Newt Gingrich (former congressman-GA) - 20 to 1 (20 to 1)
With front runners like these, the grassroots conservatives are looking anywhere else. Eight years out of office with few fatcat supporters, he hasn't a snowball's chance. But, he is polling 9% and in a normal year could have been a message sender, like Pat Buchanan in 1992.

Sam Brownback (Sen-KS) - 50 to 1 (30 to 1)
Favorite Son of the creationists and anti-abortionists, he has hurt himself by not being sufficiently gung-ho on the war. Polls 3%.

Duncan Hunter (congressman-CA) - 1000 to 1 (200 to 1)
The Mexicans-are-a-blight-upon-creation candidate. The strongest voice for erecting an Iron Curtain around the country.
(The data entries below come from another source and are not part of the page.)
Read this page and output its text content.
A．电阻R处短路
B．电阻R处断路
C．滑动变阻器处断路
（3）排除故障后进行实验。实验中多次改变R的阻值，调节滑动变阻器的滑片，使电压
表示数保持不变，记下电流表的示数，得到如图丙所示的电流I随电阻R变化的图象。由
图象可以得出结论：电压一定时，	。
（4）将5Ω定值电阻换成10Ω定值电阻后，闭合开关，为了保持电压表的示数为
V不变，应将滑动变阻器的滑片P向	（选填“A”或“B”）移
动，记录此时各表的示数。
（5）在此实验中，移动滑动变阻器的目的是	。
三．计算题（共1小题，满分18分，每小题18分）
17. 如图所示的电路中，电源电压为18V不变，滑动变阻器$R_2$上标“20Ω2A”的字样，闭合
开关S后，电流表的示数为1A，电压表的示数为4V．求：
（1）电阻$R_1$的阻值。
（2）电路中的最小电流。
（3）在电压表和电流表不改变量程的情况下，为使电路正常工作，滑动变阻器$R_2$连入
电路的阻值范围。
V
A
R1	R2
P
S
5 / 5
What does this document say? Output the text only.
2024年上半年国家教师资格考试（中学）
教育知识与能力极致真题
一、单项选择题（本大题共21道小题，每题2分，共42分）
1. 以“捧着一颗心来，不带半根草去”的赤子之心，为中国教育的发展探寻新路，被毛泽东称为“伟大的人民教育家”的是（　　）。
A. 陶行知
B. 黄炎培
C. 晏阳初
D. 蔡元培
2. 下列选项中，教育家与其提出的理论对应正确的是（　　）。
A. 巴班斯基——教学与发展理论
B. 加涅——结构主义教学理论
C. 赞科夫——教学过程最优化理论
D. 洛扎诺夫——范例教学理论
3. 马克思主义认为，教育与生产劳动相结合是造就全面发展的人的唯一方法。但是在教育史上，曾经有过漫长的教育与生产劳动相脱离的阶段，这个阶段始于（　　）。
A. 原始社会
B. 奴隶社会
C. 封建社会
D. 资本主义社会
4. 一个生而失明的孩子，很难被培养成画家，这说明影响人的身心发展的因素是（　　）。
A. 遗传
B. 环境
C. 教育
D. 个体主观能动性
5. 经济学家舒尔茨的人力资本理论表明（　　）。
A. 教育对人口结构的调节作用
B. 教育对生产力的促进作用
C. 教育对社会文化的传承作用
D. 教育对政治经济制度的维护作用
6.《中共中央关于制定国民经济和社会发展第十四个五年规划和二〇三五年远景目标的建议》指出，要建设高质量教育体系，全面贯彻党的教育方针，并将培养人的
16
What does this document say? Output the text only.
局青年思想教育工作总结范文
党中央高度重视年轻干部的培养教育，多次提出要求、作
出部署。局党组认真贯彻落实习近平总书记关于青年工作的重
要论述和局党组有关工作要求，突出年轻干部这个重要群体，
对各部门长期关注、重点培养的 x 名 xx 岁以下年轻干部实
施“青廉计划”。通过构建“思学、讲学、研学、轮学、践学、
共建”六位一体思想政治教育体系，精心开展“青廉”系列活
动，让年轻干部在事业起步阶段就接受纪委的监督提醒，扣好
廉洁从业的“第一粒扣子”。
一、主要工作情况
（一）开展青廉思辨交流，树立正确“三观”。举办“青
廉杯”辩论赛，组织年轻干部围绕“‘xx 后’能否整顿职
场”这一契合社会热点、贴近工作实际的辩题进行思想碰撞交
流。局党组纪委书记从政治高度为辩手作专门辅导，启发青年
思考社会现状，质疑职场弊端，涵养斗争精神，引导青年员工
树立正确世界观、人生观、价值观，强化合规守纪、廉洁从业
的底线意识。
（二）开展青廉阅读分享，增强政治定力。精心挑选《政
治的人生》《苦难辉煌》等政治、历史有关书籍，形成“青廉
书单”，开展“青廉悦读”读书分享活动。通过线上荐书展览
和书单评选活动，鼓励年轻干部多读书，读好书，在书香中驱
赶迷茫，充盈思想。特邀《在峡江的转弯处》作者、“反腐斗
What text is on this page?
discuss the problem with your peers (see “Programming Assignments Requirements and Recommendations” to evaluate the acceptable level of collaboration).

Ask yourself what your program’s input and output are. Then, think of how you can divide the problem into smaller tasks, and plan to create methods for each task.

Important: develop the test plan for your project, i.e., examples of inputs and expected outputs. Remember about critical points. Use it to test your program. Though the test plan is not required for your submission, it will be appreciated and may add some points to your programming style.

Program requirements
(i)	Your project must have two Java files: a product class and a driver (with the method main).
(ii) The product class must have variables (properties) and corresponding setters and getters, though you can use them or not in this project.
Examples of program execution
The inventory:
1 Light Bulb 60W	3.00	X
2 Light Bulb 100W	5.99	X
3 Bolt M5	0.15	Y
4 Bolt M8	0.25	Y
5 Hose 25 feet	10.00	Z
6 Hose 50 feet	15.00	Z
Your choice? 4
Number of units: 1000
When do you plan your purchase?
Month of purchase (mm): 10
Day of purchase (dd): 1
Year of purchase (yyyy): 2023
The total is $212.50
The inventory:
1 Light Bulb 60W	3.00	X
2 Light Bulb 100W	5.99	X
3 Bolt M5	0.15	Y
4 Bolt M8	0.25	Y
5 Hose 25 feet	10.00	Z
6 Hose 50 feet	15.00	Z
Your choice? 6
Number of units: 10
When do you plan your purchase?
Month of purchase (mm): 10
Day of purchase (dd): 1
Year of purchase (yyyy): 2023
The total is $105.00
Chuck Hagel (Sen-NB) - 1 google to 1 (25 to 1)
If the anti-war candidate wins the Republican nomination for President I will eat my own foot. The whole thing, bone and all.

The Field (11 to 1)
Mike Huckabee is doing so bad he can't even get people to laugh at him. Tom Tancredo is the dumb guy version of Duncan Hunter. Who is Jim Gilmore, anyway, wasn't he some character in an Adam Sandler movie? I never heard of him but he's polling 2%. No hope for any of these guys but there is still a little time for some cockroach to crawl out from under the baseboard and catch the imagination of the Republican electorate. As they have proven many times in the past, there is no one too dumb or too insane to get the Republican nomination for President.

3 comments:

Anonymous said...

You're wrong about Newt. It will be Newt and Rudy down the stretch. Mike.

Anonymous said...

You're wrong about Newt. It will be Newt and Rudy down the stretch. Mike.

Anonymous said...

You're wrong about Newt. It will be Newt and Rudy down the stretch. Mike.

Oh please let it be so! Newt for President!

As for your list, I can't wait to see you handicap the Dems. I only find fault with Romney. I think the party elite will tag him as unelectable and abandon him, but we'll see.